This defense of Robespierre is fascinating, illustrating as it does that one of the architects of the French Revolution was very different than he is commonly portrayed today. He was certainly much more sound than the average intellectual today on atheists and atheism. But I am not so certain as the author of the article that the god of which he was speaking was necessarily the Christian God.
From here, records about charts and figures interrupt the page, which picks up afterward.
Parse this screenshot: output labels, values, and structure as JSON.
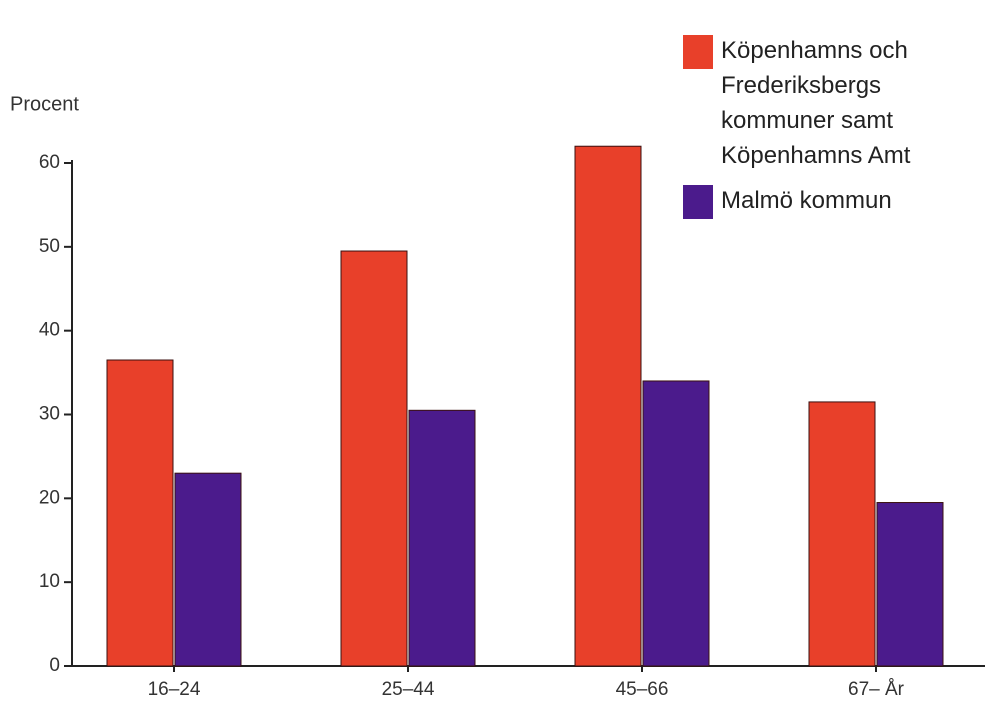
{
  "chart_data": {
    "type": "bar",
    "ylabel": "Procent",
    "categories": [
      "16–24",
      "25–44",
      "45–66",
      "67– År"
    ],
    "series": [
      {
        "name": "Köpenhamns och Frederiksbergs kommuner samt Köpenhamns Amt",
        "color": "#e8402a",
        "values": [
          36.5,
          49.5,
          62,
          31.5
        ]
      },
      {
        "name": "Malmö kommun",
        "color": "#4b1b8c",
        "values": [
          23,
          30.5,
          34,
          19.5
        ]
      }
    ],
    "ylim": [
      0,
      60
    ],
    "yticks": [
      0,
      10,
      20,
      30,
      40,
      50,
      60
    ],
    "legend": "upper right"
  }
}
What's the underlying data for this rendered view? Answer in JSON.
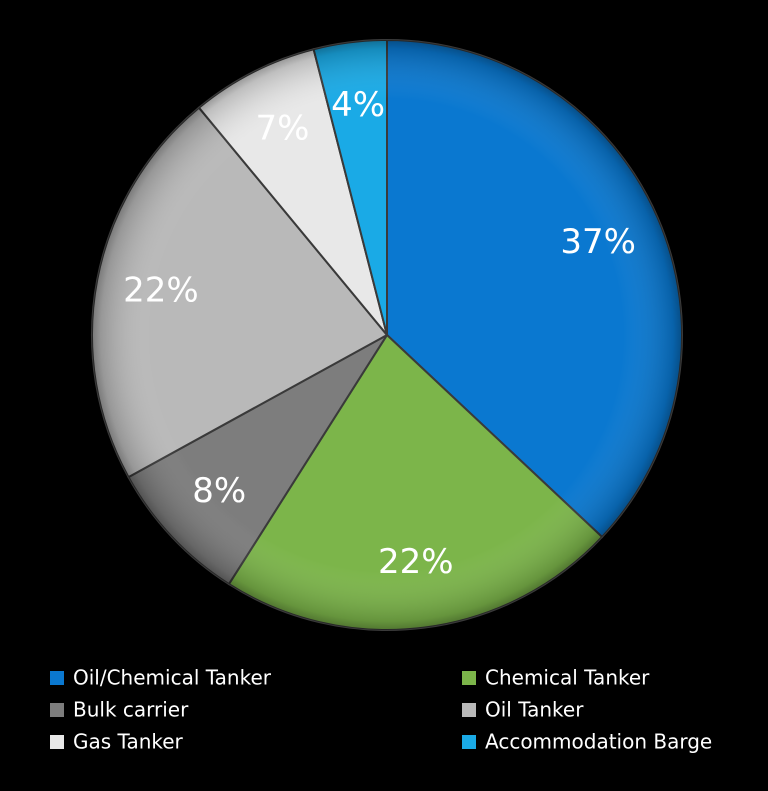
{
  "chart_data": {
    "type": "pie",
    "categories": [
      "Oil/Chemical Tanker",
      "Chemical Tanker",
      "Bulk carrier",
      "Oil Tanker",
      "Gas Tanker",
      "Accommodation Barge"
    ],
    "values": [
      37,
      22,
      8,
      22,
      7,
      4
    ],
    "value_labels": [
      "37%",
      "22%",
      "8%",
      "22%",
      "7%",
      "4%"
    ],
    "colors": [
      "#0a78d0",
      "#7cb54a",
      "#7d7d7d",
      "#b9b9b9",
      "#e8e8e8",
      "#1aaae6"
    ],
    "legend": "bottom"
  }
}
Robespierre castigated the irreligion that prevailed in the aristocracy and the high clergy, with bishops like Talleyrand openly boasting of lying every Sunday. A gap had widened between the clerical hierarchy and the country priests. Among the latter, many were responsible for drafting the peasants’ cahiers de doléances. The counter-revolutionary bishop Charles de Coucy, of La Rochelle, said in 1797 that the Revolution was “started by the bad priests.” For Robespierre, they were the “good priests” whom the people of the countryside needed.
Robespierre was inflexible against the priests who submitted to the pope by refusing to take an oath on the Civil Constitution (voted July 12, 1790). But he also opposed, until his last breath, any plan to abolish the funds allocated to Catholic worship under the same Civil Constitution. He also opposed, but in vain, the new Republican calendar, with its ten-day week aimed at “suppressing Sunday,” by the admission of its inventor Charles-Gilbert Romme.
Robespierre’s worst enemies were the militant atheists, the Enragés like Pierre-Gaspard Chaumette or Jacques-René Hébert, who unleashed the movement for dechristianization in November 1793, and started closing the churches in Paris or transforming them into “Temples of Reason”, with the slogan “death is an eternal sleep” posted on the gates of cemeteries. Robespierre condemned “those men who have no other merit than that of adorning themselves with an anti-religious zeal,” and who “throw trouble and discord among us” (Club des Jacobins, November 21 1793). In his speech to the National Convention of December 5, 1793, he accused the dechristianizers of acting secretly for the counter-revolution. Indeed, “hostile foreign powers support the dechristianization of France as a policy pushing rural France into conflict with the Republic for religious reasons and thus recruiting armies against the Republic in Vendée and in Belgium.” By exploiting the violence of militant atheist extremists, these foreign powers have two aims: “the first to recruit the Vendée, to alienate the peoples of the French nation and to use philosophy for the destruction of freedom; the second, to disturb public tranquility in the interior, and to distract all minds, when it is necessary to collect them to lay the unshakable foundations of the Revolution.”
Again in his “Report against Philosophism and for the Freedom of Worship” (November 21, 1793), Robespierre again castigated the grotesque cults of Reason instituted in churches by atheist fanatics:
“By what right do they come to disturb the freedom of worship, in the name of freedom, and attack fanaticism with a new fanaticism? By what right do they degenerate the solemn tributes paid to pure truth, in eternal and ridiculous pranks? Why should they be allowed to play with the dignity of the people in this way, and to tie the bells of madness to the very scepter of philosophy?”
Anyhow, it’s a very good article that is well worth reading in its entirety.